Por outro lado, o caso Rebelión, ainda em vigor, visa condenar à prisão a prefeita de Pichincha, Paola Pabón, e os líderes da Revolução Cidadã Virgilio Hernández e Christian González, acusados ​​de tentativa de rebelião contra o governo durante os protestos de 11 dias desenvolvidos em outubro de 2019 contra a administração nacional.

Esses processos, somados às inúmeras manifestações populares realizadas ao longo do ano contra os cortes orçamentários, as demissões em massa e os acordos assinados com o Fundo Monetário Internacional, mostraram ampla insatisfação com as decisões tomadas pelas autoridades.

Professores, estudantes universitários, trabalhadores, funcionários públicos e mulheres, entre outros setores, exigiram transparência nas ruas por parte das entidades judiciárias, atenção aos pedidos dos mais carentes e medidas favoráveis ​​à maioria.

A propagação da pandemia de Covid-19, desde o início de março, agravou a situação nacional e obrigou à declaração de um estado de exceção juntamente com restrições como a cessação do trabalho presencial e o isolamento.

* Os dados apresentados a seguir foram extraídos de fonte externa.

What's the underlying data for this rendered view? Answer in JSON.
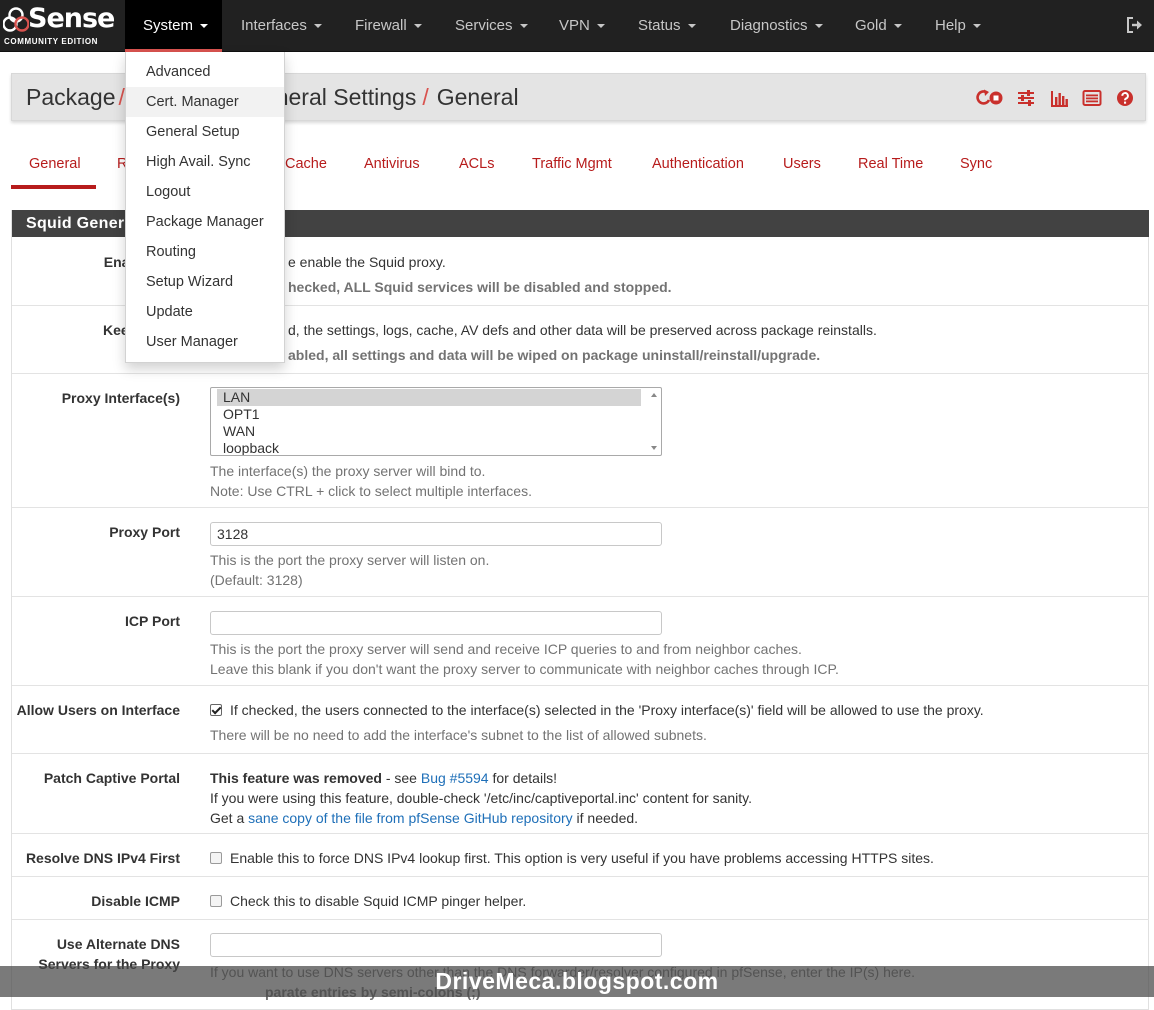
{
  "brand": {
    "name": "Sense",
    "subtitle": "COMMUNITY EDITION"
  },
  "nav": {
    "items": [
      {
        "label": "System",
        "active": true
      },
      {
        "label": "Interfaces"
      },
      {
        "label": "Firewall"
      },
      {
        "label": "Services"
      },
      {
        "label": "VPN"
      },
      {
        "label": "Status"
      },
      {
        "label": "Diagnostics"
      },
      {
        "label": "Gold"
      },
      {
        "label": "Help"
      }
    ]
  },
  "system_menu": {
    "items": [
      "Advanced",
      "Cert. Manager",
      "General Setup",
      "High Avail. Sync",
      "Logout",
      "Package Manager",
      "Routing",
      "Setup Wizard",
      "Update",
      "User Manager"
    ]
  },
  "breadcrumb": {
    "part1": "Package",
    "part2": "eneral Settings",
    "part3": "General",
    "separator": "/"
  },
  "tabs": [
    "General",
    "R",
    "Cache",
    "Antivirus",
    "ACLs",
    "Traffic Mgmt",
    "Authentication",
    "Users",
    "Real Time",
    "Sync"
  ],
  "panel": {
    "heading": "Squid Gener",
    "enable": {
      "label": "Enable Squ",
      "help1": "e enable the Squid proxy.",
      "help2": "hecked, ALL Squid services will be disabled and stopped."
    },
    "keep": {
      "label": "Keep Settin",
      "help1": "d, the settings, logs, cache, AV defs and other data will be preserved across package reinstalls.",
      "help2": "abled, all settings and data will be wiped on package uninstall/reinstall/upgrade."
    },
    "proxy_interfaces": {
      "label": "Proxy Interface(s)",
      "options": [
        "LAN",
        "OPT1",
        "WAN",
        "loopback"
      ],
      "selected": "LAN",
      "help1": "The interface(s) the proxy server will bind to.",
      "help2": "Note: Use CTRL + click to select multiple interfaces."
    },
    "proxy_port": {
      "label": "Proxy Port",
      "value": "3128",
      "help1": "This is the port the proxy server will listen on.",
      "help2": "(Default: 3128)"
    },
    "icp_port": {
      "label": "ICP Port",
      "value": "",
      "help1": "This is the port the proxy server will send and receive ICP queries to and from neighbor caches.",
      "help2": "Leave this blank if you don't want the proxy server to communicate with neighbor caches through ICP."
    },
    "allow_users": {
      "label": "Allow Users on Interface",
      "checked": true,
      "text": "If checked, the users connected to the interface(s) selected in the 'Proxy interface(s)' field will be allowed to use the proxy.",
      "help": "There will be no need to add the interface's subnet to the list of allowed subnets."
    },
    "patch_captive": {
      "label": "Patch Captive Portal",
      "strong": "This feature was removed",
      "see": " - see ",
      "bug_link": "Bug #5594",
      "for_details": " for details!",
      "line2": "If you were using this feature, double-check '/etc/inc/captiveportal.inc' content for sanity.",
      "line3_pre": "Get a ",
      "line3_link": "sane copy of the file from pfSense GitHub repository",
      "line3_post": " if needed."
    },
    "resolve_dns": {
      "label": "Resolve DNS IPv4 First",
      "checked": false,
      "text": "Enable this to force DNS IPv4 lookup first. This option is very useful if you have problems accessing HTTPS sites."
    },
    "disable_icmp": {
      "label": "Disable ICMP",
      "checked": false,
      "text": "Check this to disable Squid ICMP pinger helper."
    },
    "alt_dns": {
      "label_line1": "Use Alternate DNS",
      "label_line2": "Servers for the Proxy",
      "value": "",
      "help1": "If you want to use DNS servers other than the DNS forwarder/resolver configured in pfSense, enter the IP(s) here.",
      "help2": "parate entries by semi-colons (;)"
    }
  },
  "watermark": "DriveMeca.blogspot.com",
  "colors": {
    "accent": "#b71c1c",
    "navbar": "#212121",
    "heading": "#424242",
    "link": "#1e6fb8"
  }
}
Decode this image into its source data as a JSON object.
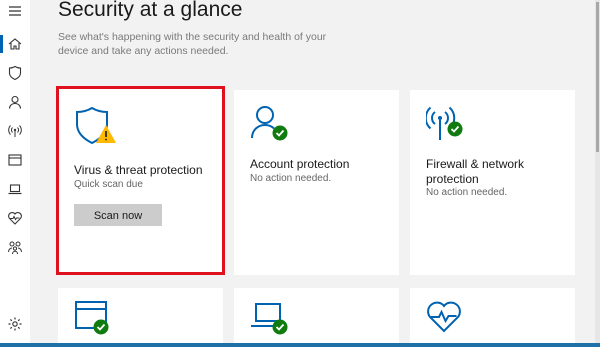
{
  "page": {
    "title": "Security at a glance",
    "subtitle": "See what's happening with the security and health of your device and take any actions needed."
  },
  "colors": {
    "accent": "#0063b1",
    "ok": "#107c10",
    "warning": "#ffb900",
    "highlight": "#e0111e"
  },
  "nav": {
    "items": [
      {
        "icon": "hamburger-icon"
      },
      {
        "icon": "home-icon",
        "selected": true
      },
      {
        "icon": "shield-icon"
      },
      {
        "icon": "person-icon"
      },
      {
        "icon": "wifi-antenna-icon"
      },
      {
        "icon": "browser-window-icon"
      },
      {
        "icon": "laptop-icon"
      },
      {
        "icon": "heart-pulse-icon"
      },
      {
        "icon": "family-icon"
      },
      {
        "icon": "gear-icon"
      }
    ]
  },
  "tiles": {
    "virus": {
      "title": "Virus & threat protection",
      "status": "Quick scan due",
      "button": "Scan now",
      "icon": "shield-warning-icon"
    },
    "account": {
      "title": "Account protection",
      "status": "No action needed.",
      "icon": "account-check-icon"
    },
    "firewall": {
      "title": "Firewall & network protection",
      "status": "No action needed.",
      "icon": "antenna-check-icon"
    },
    "app_browser": {
      "icon": "browser-check-icon"
    },
    "device_security": {
      "icon": "laptop-check-icon"
    },
    "health": {
      "icon": "heart-pulse-icon"
    }
  }
}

Guayaquil, a segunda cidade mais populosa, depois da capital, foi o epicentro da doença nos primeiros quatro meses, quando foram quantificadas mais de 10 mil mortes relacionadas à doença, que não constam nos números oficiais do Ministério da Saúde Pública.

Desde julho do ano passado e até hoje, Quito é a cidade com maior incidência da doença, derivada fundamentalmente da indisciplina cidadã e da violação do protocolo estabelecido pelo Comitê Nacional de Operações de Emergência.

Apesar de o número de infectados estar a dar muito pouco, o país continua numa fase de transição para o chamado novo normal, com vista a promover a reativação econômica.

Enquanto as infecções causadas pela doença aumentavam, foi descoberta uma rede de corrupção na aquisição de suprimentos médicos, equipamentos e outros bens necessários para o enfrentamento da doença, o que levou à renúncia de alguns funcionários e demissão de outros, ao mesmo tempo que os processos investigativos sejam abertos para localizar os responsáveis ​​e estabelecer as penalidades cabíveis.

De 29 de fevereiro, quando foi publicado o primeiro caso, até meados de dezembro, as estimativas do Ministério da Saúde Pública eram de 202.110 confirmados com teste de PCR, enquanto os óbitos no âmbito da Covid-19 atingiam o 13.875, 9.337 deles verificados.

O avanço da doença, as medidas de restrição à mobilidade e o isolamento imposto para detê-la causaram uma maior contração econômica e danos aos bolsos das famílias equatorianas, agravados por medidas ordenadas pelo Executivo consideradas impopulares.

De acordo com o Instituto Nacional de Estatística e Censos, até setembro passado o desemprego era de 6,6% da população economicamente ativa, enquanto a taxa de pobreza multidimensional, em dezembro, era de 38,1%.

Julgamentos políticos, renúncias ministeriais, acusações contra altos funcionários e reclamações contra o presidente da república, Lenín Moreno, também foram recorrentes neste ano.

Em meio a toda essa situação, o Conselho Nacional Eleitoral convocou eleições gerais e deu início a um calendário marcado por problemas e atrasos, que provocaram severas críticas à atuação daquele colegiado.

O registro de candidaturas caracterizou-se por inúmeras tentativas de impedir a Revolução Cidadã de participar nas eleições de 2021, no entanto, cada obstáculo interposto acabou sendo frustrado pelas respostas jurídicas da força política e pelas manifestações de apoio de diferentes setores da sociedade.

O ano novo chegará a um Equador economicamente debilitado, atormentado por compromissos com entidades financeiras e em crise política.